Come ha evidenziato una articolo della rivista economica Eco, diretta da Tito Boeri, il risultato di vari test a forma di gioco effettuati a bambini nelle scuole primarie di primo grado (materna) nei comuni nelle città metropolitana di Milano, frequentate da un alto tasso di alunni stranieri, che aveva come obiettivo la misurazione del livello di empatia e il rispetto reciproco tra i bambini, è emerso che i bambini stranieri hanno ottenuto dei risultati peggiori rispetto a quelli italiani. Analizzando tale quadro, ad oggi uno studente non italiano ha preclusa qualsiasi attività di compiere un salto sociale ed economico ma sarà destinato, nel migliore delle ipotesi, a svolgere attività lavorative di basse qualifiche come quelle che oggi svolgono la quasi totalità dei lavoratori migranti in Italia.
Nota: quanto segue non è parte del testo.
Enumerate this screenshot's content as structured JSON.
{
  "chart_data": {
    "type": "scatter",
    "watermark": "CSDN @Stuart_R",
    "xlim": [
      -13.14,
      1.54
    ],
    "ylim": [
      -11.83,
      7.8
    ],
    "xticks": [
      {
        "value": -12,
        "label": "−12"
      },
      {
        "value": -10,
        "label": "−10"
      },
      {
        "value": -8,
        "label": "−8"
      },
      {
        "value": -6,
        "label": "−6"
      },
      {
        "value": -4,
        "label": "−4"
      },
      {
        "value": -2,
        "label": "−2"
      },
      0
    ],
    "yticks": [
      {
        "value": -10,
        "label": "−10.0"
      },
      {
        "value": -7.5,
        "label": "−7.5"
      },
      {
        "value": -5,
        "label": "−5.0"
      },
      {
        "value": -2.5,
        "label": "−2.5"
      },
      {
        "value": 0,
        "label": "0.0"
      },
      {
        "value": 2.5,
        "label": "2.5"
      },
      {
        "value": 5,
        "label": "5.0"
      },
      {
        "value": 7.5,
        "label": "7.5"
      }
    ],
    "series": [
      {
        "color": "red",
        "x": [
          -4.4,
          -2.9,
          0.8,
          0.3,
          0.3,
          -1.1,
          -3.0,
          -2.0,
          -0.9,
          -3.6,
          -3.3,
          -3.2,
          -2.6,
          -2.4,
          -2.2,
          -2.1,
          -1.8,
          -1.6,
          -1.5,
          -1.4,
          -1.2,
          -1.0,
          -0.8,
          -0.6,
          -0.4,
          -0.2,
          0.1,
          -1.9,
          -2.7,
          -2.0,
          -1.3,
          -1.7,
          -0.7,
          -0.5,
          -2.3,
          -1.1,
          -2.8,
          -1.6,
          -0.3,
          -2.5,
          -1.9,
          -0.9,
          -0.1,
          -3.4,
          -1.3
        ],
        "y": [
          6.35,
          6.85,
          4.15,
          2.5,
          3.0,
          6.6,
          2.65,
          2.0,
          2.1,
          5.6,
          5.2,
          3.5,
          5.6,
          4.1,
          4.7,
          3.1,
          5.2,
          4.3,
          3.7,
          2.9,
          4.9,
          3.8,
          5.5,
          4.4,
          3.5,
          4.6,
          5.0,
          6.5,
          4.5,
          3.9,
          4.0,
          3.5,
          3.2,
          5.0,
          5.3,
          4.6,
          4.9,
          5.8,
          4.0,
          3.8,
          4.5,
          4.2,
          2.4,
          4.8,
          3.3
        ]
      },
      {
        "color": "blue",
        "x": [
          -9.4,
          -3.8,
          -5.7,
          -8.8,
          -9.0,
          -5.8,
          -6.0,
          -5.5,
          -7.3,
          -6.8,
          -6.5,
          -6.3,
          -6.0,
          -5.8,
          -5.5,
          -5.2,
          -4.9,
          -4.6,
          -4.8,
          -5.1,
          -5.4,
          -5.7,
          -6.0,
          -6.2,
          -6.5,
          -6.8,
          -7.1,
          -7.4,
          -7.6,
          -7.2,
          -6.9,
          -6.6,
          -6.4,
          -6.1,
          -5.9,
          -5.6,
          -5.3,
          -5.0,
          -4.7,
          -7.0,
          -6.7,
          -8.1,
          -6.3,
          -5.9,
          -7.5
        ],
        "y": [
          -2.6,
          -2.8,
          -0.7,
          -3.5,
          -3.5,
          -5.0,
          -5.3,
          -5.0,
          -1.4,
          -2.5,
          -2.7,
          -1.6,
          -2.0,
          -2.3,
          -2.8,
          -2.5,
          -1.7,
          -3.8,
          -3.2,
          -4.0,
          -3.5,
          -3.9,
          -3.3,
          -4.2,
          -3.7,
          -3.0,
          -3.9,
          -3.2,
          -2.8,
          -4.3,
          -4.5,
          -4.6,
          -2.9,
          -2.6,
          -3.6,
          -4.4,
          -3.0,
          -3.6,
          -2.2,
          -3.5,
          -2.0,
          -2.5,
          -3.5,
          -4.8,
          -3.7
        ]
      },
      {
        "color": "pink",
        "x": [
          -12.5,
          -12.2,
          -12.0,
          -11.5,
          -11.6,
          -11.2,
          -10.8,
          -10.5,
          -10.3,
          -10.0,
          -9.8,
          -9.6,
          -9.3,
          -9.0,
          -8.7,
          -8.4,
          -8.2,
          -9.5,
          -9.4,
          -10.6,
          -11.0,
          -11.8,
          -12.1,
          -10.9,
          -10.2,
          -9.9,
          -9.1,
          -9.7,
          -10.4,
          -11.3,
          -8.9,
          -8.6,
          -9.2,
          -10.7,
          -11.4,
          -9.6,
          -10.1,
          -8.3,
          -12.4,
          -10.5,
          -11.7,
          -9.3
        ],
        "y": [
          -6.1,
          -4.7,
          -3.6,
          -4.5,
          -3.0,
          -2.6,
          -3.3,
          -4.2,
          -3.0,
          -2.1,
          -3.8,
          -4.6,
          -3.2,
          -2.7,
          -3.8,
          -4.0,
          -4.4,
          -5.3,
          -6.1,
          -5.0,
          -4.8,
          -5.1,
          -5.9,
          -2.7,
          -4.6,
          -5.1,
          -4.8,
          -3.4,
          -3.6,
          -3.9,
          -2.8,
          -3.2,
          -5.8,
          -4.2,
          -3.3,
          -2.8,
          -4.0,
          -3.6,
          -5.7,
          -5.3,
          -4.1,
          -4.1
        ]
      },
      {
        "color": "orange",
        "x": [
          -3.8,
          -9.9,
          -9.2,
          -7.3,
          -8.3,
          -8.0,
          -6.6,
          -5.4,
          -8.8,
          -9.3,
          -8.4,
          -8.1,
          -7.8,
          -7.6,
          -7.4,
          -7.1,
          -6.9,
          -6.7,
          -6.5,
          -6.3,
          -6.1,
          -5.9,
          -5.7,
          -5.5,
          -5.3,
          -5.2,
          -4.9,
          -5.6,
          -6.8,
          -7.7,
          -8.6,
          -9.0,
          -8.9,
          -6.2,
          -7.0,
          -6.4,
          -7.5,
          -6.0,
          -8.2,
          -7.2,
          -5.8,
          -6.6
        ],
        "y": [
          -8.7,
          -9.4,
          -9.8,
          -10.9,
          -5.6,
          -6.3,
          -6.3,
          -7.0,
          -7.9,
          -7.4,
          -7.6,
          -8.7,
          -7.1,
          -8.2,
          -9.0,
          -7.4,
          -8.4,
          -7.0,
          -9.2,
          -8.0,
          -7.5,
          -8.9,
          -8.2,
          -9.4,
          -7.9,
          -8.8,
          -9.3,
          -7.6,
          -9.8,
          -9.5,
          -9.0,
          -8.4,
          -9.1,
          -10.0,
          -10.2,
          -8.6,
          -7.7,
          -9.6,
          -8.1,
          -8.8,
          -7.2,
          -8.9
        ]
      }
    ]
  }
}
Basta esaminare il rapporto stilato dal Ministero del Lavoro e delle Politiche Sociali del 2 agosto del 2023 intitolato Gli Stranieri del mercato del lavoro in Italia in cui viene mostrato che su un totale degli occupati stranieri di 2,4 milioni (i dati intendono solamente i lavoratori con contratto regolare) il 75% ha la qualifica operaio e i settori d’impiego sono per il 39,% nell’agricoltura; il 30,1 % nell’edilizia; il 22% nell’industria; il 14,7% nei settori dedicati alla cura della persona e per il solo 3,1 % sono impiegati nel settore del commercio e nell’attività artigianale.
Se le condizioni attuali sono queste enunciate, un’eventuale concessione della cittadinanza sullo ius scholae, senza un’adeguata programmazione di una riforma strutturale, si andrebbe a creare solamente una diversa categoria di italiani: quella di origine straniera, parallela a quella autoctona, con il rischio che i componenti della prima andranno a far parte di una società interna marginalizzata e ghettizzata.